Ieri, 5 ottobre, vi proponevamo l’articolo “Donne Disabili vittime di un amore violento” che ha scioccato l’opinione pubblica europea per i suoi contenuti.

Vista l’importanza del messaggio dato al mondo dalle otto donne Disabili vittime di violenze fisiche e psicologiche abbiamo chiesto il supporto della Sig.na Luna Alessia Toscano – studentessa presso il Dipartimento di Studi Umanistici ~ Corso di laurea in Lingue e Letterature Straniere dell’Università di Trieste – che ci ha tradotto il parlato del video. Così potrete comprendere ogni parola detta dalle protagoniste e riflettere su storie drammatiche che, in questo video raccontano otto storie, ma che nella realtà rappresentano un numero ben maggiore di casi altrettanto drammatici.

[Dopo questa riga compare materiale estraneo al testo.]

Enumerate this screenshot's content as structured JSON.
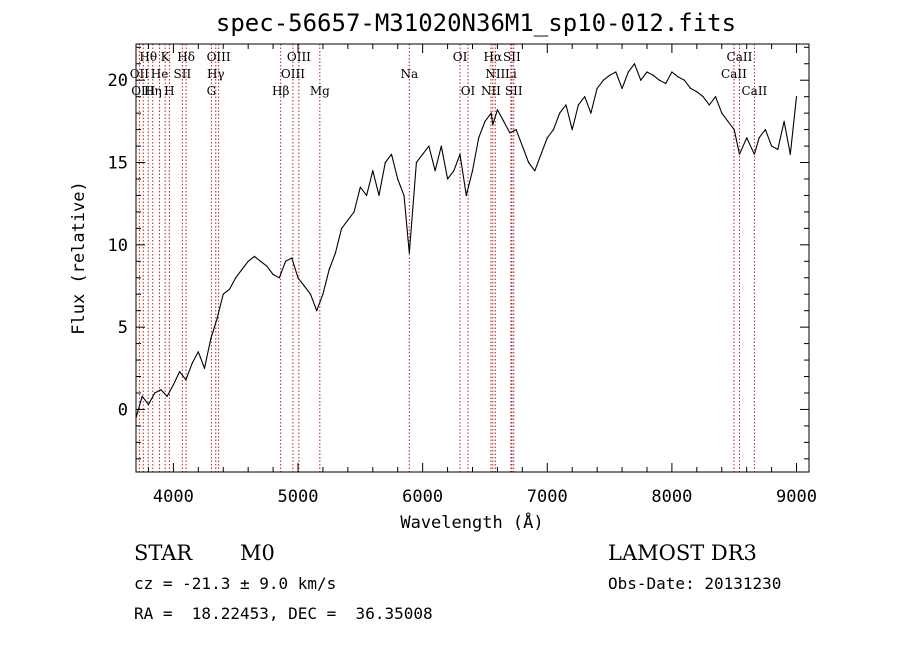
{
  "chart_data": {
    "type": "line",
    "title": "spec-56657-M31020N36M1_sp10-012.fits",
    "xlabel": "Wavelength (Å)",
    "ylabel": "Flux (relative)",
    "xlim": [
      3700,
      9100
    ],
    "ylim": [
      -3.8,
      22.2
    ],
    "xticks": [
      4000,
      5000,
      6000,
      7000,
      8000,
      9000
    ],
    "yticks": [
      0,
      5,
      10,
      15,
      20
    ],
    "xtick_labels": [
      "4000",
      "5000",
      "6000",
      "7000",
      "8000",
      "9000"
    ],
    "ytick_labels": [
      "0",
      "5",
      "10",
      "15",
      "20"
    ],
    "line_color": "#000000",
    "marker_color": "#b22222",
    "spectrum": {
      "x": [
        3700,
        3750,
        3800,
        3850,
        3900,
        3950,
        4000,
        4050,
        4100,
        4150,
        4200,
        4250,
        4300,
        4350,
        4400,
        4450,
        4500,
        4550,
        4600,
        4650,
        4700,
        4750,
        4800,
        4850,
        4900,
        4950,
        5000,
        5050,
        5100,
        5150,
        5200,
        5250,
        5300,
        5350,
        5400,
        5450,
        5500,
        5550,
        5600,
        5650,
        5700,
        5750,
        5800,
        5850,
        5893,
        5950,
        6000,
        6050,
        6100,
        6150,
        6200,
        6250,
        6300,
        6350,
        6400,
        6450,
        6500,
        6550,
        6563,
        6600,
        6650,
        6700,
        6750,
        6800,
        6850,
        6900,
        6950,
        7000,
        7050,
        7100,
        7150,
        7200,
        7250,
        7300,
        7350,
        7400,
        7450,
        7500,
        7550,
        7600,
        7650,
        7700,
        7750,
        7800,
        7850,
        7900,
        7950,
        8000,
        8050,
        8100,
        8150,
        8200,
        8250,
        8300,
        8350,
        8400,
        8450,
        8500,
        8542,
        8600,
        8662,
        8700,
        8750,
        8800,
        8850,
        8900,
        8950,
        9000
      ],
      "y": [
        -0.5,
        0.8,
        0.3,
        1.0,
        1.2,
        0.8,
        1.5,
        2.3,
        1.8,
        2.8,
        3.5,
        2.5,
        4.3,
        5.5,
        7.0,
        7.3,
        8.0,
        8.5,
        9.0,
        9.3,
        9.0,
        8.7,
        8.2,
        8.0,
        9.0,
        9.2,
        8.0,
        7.5,
        7.0,
        6.0,
        7.0,
        8.5,
        9.5,
        11.0,
        11.5,
        12.0,
        13.5,
        13.0,
        14.5,
        13.0,
        15.0,
        15.5,
        14.0,
        13.0,
        9.5,
        15.0,
        15.5,
        16.0,
        14.5,
        16.0,
        14.0,
        14.5,
        15.5,
        13.0,
        14.5,
        16.5,
        17.5,
        18.0,
        17.3,
        18.2,
        17.5,
        16.8,
        17.0,
        16.0,
        15.0,
        14.5,
        15.5,
        16.5,
        17.0,
        18.0,
        18.5,
        17.0,
        18.5,
        19.0,
        18.0,
        19.5,
        20.0,
        20.3,
        20.5,
        19.5,
        20.5,
        21.0,
        20.0,
        20.5,
        20.3,
        20.0,
        19.8,
        20.5,
        20.2,
        20.0,
        19.5,
        19.3,
        19.0,
        18.5,
        19.0,
        18.0,
        17.5,
        17.0,
        15.5,
        16.5,
        15.5,
        16.5,
        17.0,
        16.0,
        15.8,
        17.5,
        15.5,
        19.0
      ]
    },
    "spectral_lines": [
      {
        "label": "Hθ",
        "wl": 3798,
        "row": 0
      },
      {
        "label": "K",
        "wl": 3934,
        "row": 0
      },
      {
        "label": "Hδ",
        "wl": 4102,
        "row": 0
      },
      {
        "label": "OIII",
        "wl": 4363,
        "row": 0
      },
      {
        "label": "OIII",
        "wl": 5007,
        "row": 0
      },
      {
        "label": "OI",
        "wl": 6300,
        "row": 0
      },
      {
        "label": "Hα",
        "wl": 6563,
        "row": 0
      },
      {
        "label": "SII",
        "wl": 6716,
        "row": 0
      },
      {
        "label": "CaII",
        "wl": 8542,
        "row": 0
      },
      {
        "label": "OII",
        "wl": 3727,
        "row": 1
      },
      {
        "label": "He",
        "wl": 3889,
        "row": 1
      },
      {
        "label": "SII",
        "wl": 4072,
        "row": 1
      },
      {
        "label": "Hγ",
        "wl": 4340,
        "row": 1
      },
      {
        "label": "OIII",
        "wl": 4959,
        "row": 1
      },
      {
        "label": "Na",
        "wl": 5893,
        "row": 1
      },
      {
        "label": "NII",
        "wl": 6583,
        "row": 1
      },
      {
        "label": "Li",
        "wl": 6708,
        "row": 1
      },
      {
        "label": "CaII",
        "wl": 8498,
        "row": 1
      },
      {
        "label": "OIII",
        "wl": 3758,
        "row": 2
      },
      {
        "label": "Hη",
        "wl": 3835,
        "row": 2
      },
      {
        "label": "H",
        "wl": 3968,
        "row": 2
      },
      {
        "label": "G",
        "wl": 4305,
        "row": 2
      },
      {
        "label": "Hβ",
        "wl": 4861,
        "row": 2
      },
      {
        "label": "Mg",
        "wl": 5175,
        "row": 2
      },
      {
        "label": "OI",
        "wl": 6364,
        "row": 2
      },
      {
        "label": "NII",
        "wl": 6548,
        "row": 2
      },
      {
        "label": "SII",
        "wl": 6731,
        "row": 2
      },
      {
        "label": "CaII",
        "wl": 8662,
        "row": 2
      }
    ]
  },
  "footer": {
    "classification": "STAR",
    "subclass": "M0",
    "survey": "LAMOST DR3",
    "cz": "cz = -21.3 ± 9.0 km/s",
    "obs_date": "Obs-Date: 20131230",
    "coords": "RA =  18.22453, DEC =  36.35008"
  }
}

Speriamo apprezziate questo sforzo che, abbattendo le barriere linguistiche, permetterà di comprendere quello che altrimenti poteva essere solo intuito per chi non conosce la lingua francese.

A pagina 2 potete trovare la trascrizione in lingua francese che potrà essere utile a quanti, per disabilità, non sempre riescono a fruire dei contenuti video.

Vi lasciamo ora alla lettura della trascrizione del video Violences du silence. È da brividi, realmente scoccante!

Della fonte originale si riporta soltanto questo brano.